You should already have docker installed.

Install `ollama`

ollama home

Ollama has installers for macOS, linux, and windows: https://ollama.com/.

Find your installer and install it. When I installed it on my Mac it defaulted to run on startup. I disabled that later, but that means I need to run ollama serve before I start up any LLM work.

Open a terminal and enter ollama -v. If you get an error, run ollama serve then open a new terminal and enter ollama -v.

Scan through the ollama library of LLMs. https://ollama.com/library. As of this post, 3.3 just came out and 3.2 is the best for local chat. Or you might take a look at qwen-coder for writing code. In order to download these models, run ollama pull <model-name>. If you don’t pull any models then you won’t have any in open-webui.

Additional info on ollama commands in the ollama repo README here, https://github.com/ollama/ollama.

Install `open-webui`

Running open-webui is a matter of pulling and starting a docker container with a volume to persist local data. You don’t have to understand how it works as long as you’re running ollama locally and you paste in the following command. When the container is running, open localhost:3000 in your browser. Your first time you sign in, it will prompt you for a login. The first person to login is by default the Admin. I haven’t had to enter it a second time. While it may be just another hoop for personal use, it is an important step if you plan on hosting your llm and sharing it with multiple users.

Open your terminal and run the following docker command.

docker run -d -p 3000:8080 --add-host=host.docker.internal:host-gateway -v open-webui:/app/backend/data --name open-webui --restart always ghcr.io/open-webui/open-webui:main

Open your browser to localhost:3000.
Enter a username and password, this is an admin user setup that you only need to do once.

open webui ui

For advanced users, I’m referencing Quick Start with Docker from the open-webui repo, https://github.com/open-webui/open-webui. The repo README has what you need to dive into the weeds.

Setup a RAG Model

RAG (Retrieval-Augmented Generation) is the idea of giving an LLM access to a collection of documents. Do you have a stack of pdf files for a particular tool? Some home appliances? Give them to an LLM and you can now chat with your documents.
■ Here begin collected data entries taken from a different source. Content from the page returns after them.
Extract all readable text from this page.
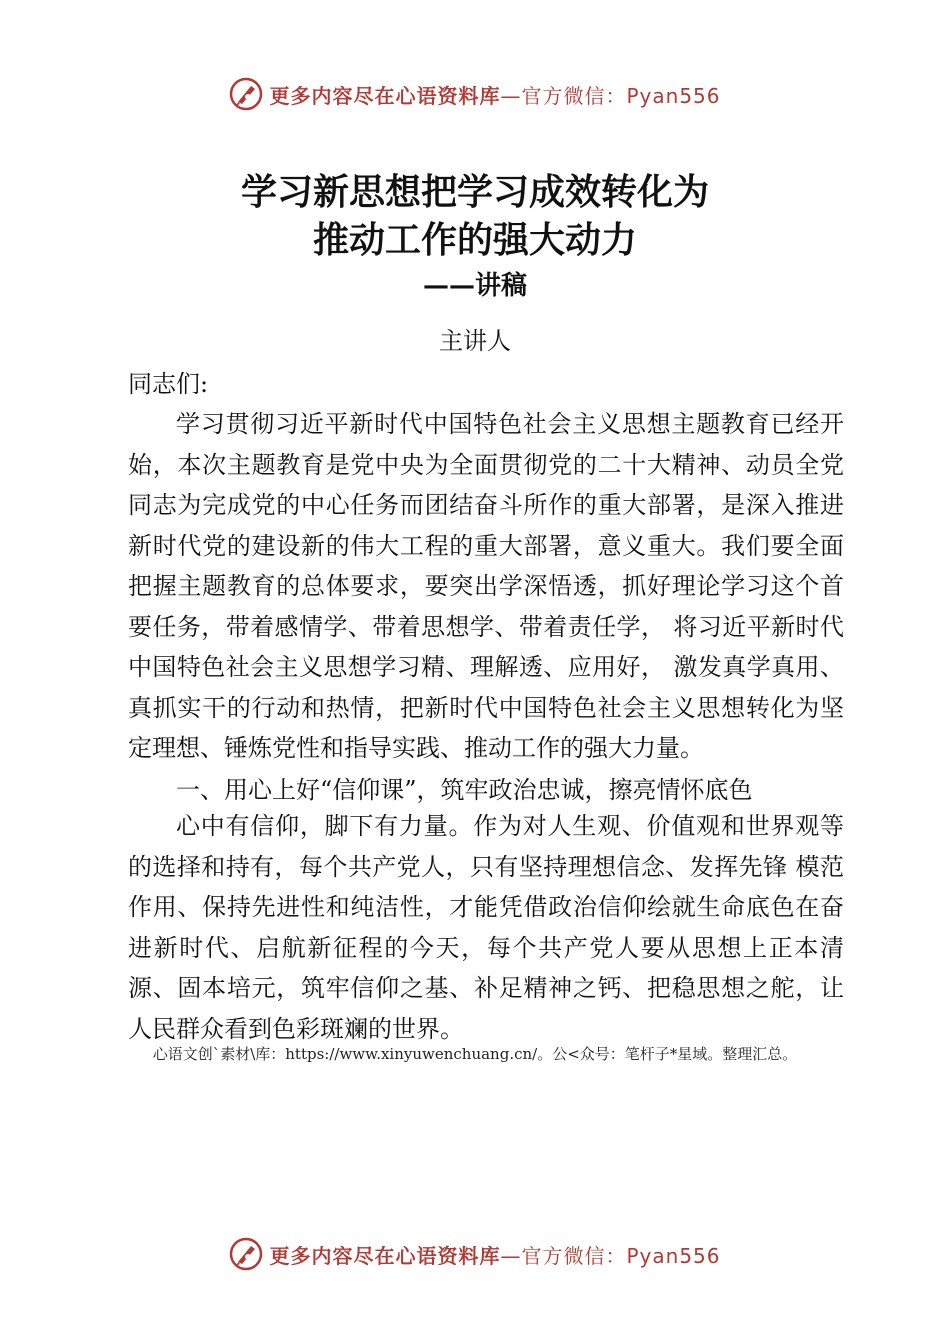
更多内容尽在心语资料库—官方微信：Pyan556
学习新思想把学习成效转化为
推动工作的强大动力
——讲稿
主讲人
同志们:
学习贯彻习近平新时代中国特色社会主义思想主题教育已经开始，本次主题教育是党中央为全面贯彻党的二十大精神、动员全党同志为完成党的中心任务而团结奋斗所作的重大部署，是深入推进新时代党的建设新的伟大工程的重大部署，意义重大。我们要全面把握主题教育的总体要求，要突出学深悟透，抓好理论学习这个首要任务，带着感情学、带着思想学、带着责任学， 将习近平新时代中国特色社会主义思想学习精、理解透、应用好， 激发真学真用、真抓实干的行动和热情，把新时代中国特色社会主义思想转化为坚定理想、锤炼党性和指导实践、推动工作的强大力量。
一、用心上好“信仰课”，筑牢政治忠诚，擦亮情怀底色
心中有信仰，脚下有力量。作为对人生观、价值观和世界观等的选择和持有，每个共产党人，只有坚持理想信念、发挥先锋 模范作用、保持先进性和纯洁性，才能凭借政治信仰绘就生命底色在奋进新时代、启航新征程的今天，每个共产党人要从思想上正本清源、固本培元，筑牢信仰之基、补足精神之钙、把稳思想之舵，让人民群众看到色彩斑斓的世界。
心语文创`素材\库：https://www.xinyuwenchuang.cn/。公<众号：笔杆子*星域。整理汇总。
更多内容尽在心语资料库—官方微信：Pyan556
Open open-webui and get started:

In open-webui, click on Workspace.
Click on the Knowledge Tab.
Click on the + to Create a knowledge base.
- Enter a name and description for your knowledge base. This can be one or many documents.
- Visibility doesn’t matter if you’re running it locally.
- Click Create Knowledge.

workspace knowledge

Still in Workspace, click on the Models Tab.
Click on the + to create a new Model.
- Enter a name and description for your model. This model will combine of one of the ollama models you pulled with your Knowledge Base.
- Choose a Base Model. Options for base model are the models that you have already pulled using ollama.
- Don’t forget to enter a System Prompt that tells the model what its job is and how it should interact with you in your chats.
- Click Select Knowledge and add your collection.
- Click Save & Update.

workspace models

Open WebUI has citations support which is a really important feature in LLMs. We need to be able to see where it got its answers in order to determine how true it is. Never trust an LLM blindly. The default settings for our RAG setup will tell you where the answers were found in your PDFs.
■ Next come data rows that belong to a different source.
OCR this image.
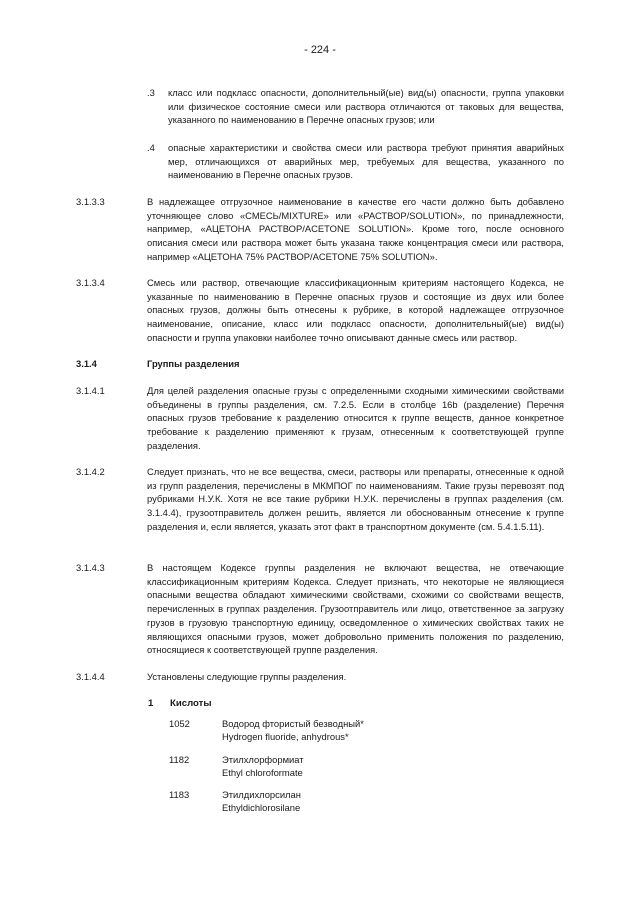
- 224 -
.3 класс или подкласс опасности, дополнительный(ые) вид(ы) опасности, группа упаковки или физическое состояние смеси или раствора отличаются от таковых для вещества, указанного по наименованию в Перечне опасных грузов; или
.4 опасные характеристики и свойства смеси или раствора требуют принятия аварийных мер, отличающихся от аварийных мер, требуемых для вещества, указанного по наименованию в Перечне опасных грузов.
3.1.3.3	В надлежащее отгрузочное наименование в качестве его части должно быть добавлено уточняющее слово «СМЕСЬ/MIXTURE» или «РАСТВОР/SOLUTION», по принадлежности, например, «АЦЕТОНА РАСТВОР/ACETONE SOLUTION». Кроме того, после основного описания смеси или раствора может быть указана также концентрация смеси или раствора, например «АЦЕТОНА 75% РАСТВОР/ACETONE 75% SOLUTION».
3.1.3.4	Смесь или раствор, отвечающие классификационным критериям настоящего Кодекса, не указанные по наименованию в Перечне опасных грузов и состоящие из двух или более опасных грузов, должны быть отнесены к рубрике, в которой надлежащее отгрузочное наименование, описание, класс или подкласс опасности, дополнительный(ые) вид(ы) опасности и группа упаковки наиболее точно описывают данные смесь или раствор.
3.1.4	Группы разделения
3.1.4.1	Для целей разделения опасные грузы с определенными сходными химическими свойствами объединены в группы разделения, см. 7.2.5. Если в столбце 16b (разделение) Перечня опасных грузов требование к разделению относится к группе веществ, данное конкретное требование к разделению применяют к грузам, отнесенным к соответствующей группе разделения.
3.1.4.2	Следует признать, что не все вещества, смеси, растворы или препараты, отнесенные к одной из групп разделения, перечислены в МКМПОГ по наименованиям. Такие грузы перевозят под рубриками Н.У.К. Хотя не все такие рубрики Н.У.К. перечислены в группах разделения (см. 3.1.4.4), грузоотправитель должен решить, является ли обоснованным отнесение к группе разделения и, если является, указать этот факт в транспортном документе (см. 5.4.1.5.11).
3.1.4.3	В настоящем Кодексе группы разделения не включают вещества, не отвечающие классификационным критериям Кодекса. Следует признать, что некоторые не являющиеся опасными вещества обладают химическими свойствами, схожими со свойствами веществ, перечисленных в группах разделения. Грузоотправитель или лицо, ответственное за загрузку грузов в грузовую транспортную единицу, осведомленное о химических свойствах таких не являющихся опасными грузов, может добровольно применить положения по разделению, относящиеся к соответствующей группе разделения.
3.1.4.4	Установлены следующие группы разделения.
1 Кислоты
1052	Водород фтористый безводный*
Hydrogen fluoride, anhydrous*
1182	Этилхлорформиат
Ethyl chloroformate
1183	Этилдихлорсилан
Ethyldichlorosilane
Open WebUI docs on RAG: https://docs.openwebui.com/features/rag/

What next?

I’m still experimenting with RAG, but I’m excited about the potential to plug-in unstructured data that I can “chat with.” One improvement that I’m considering is to preprocess my PDFs before giving them to the RAG. The model can do pretty well with most PDFs, but you can make the model’s job easier if you can extract the text from the PDF and remove any unnecessary or complex formatting that might otherwise cause the model to choke. Maybe I won’t even use PDFs, but markdown instead.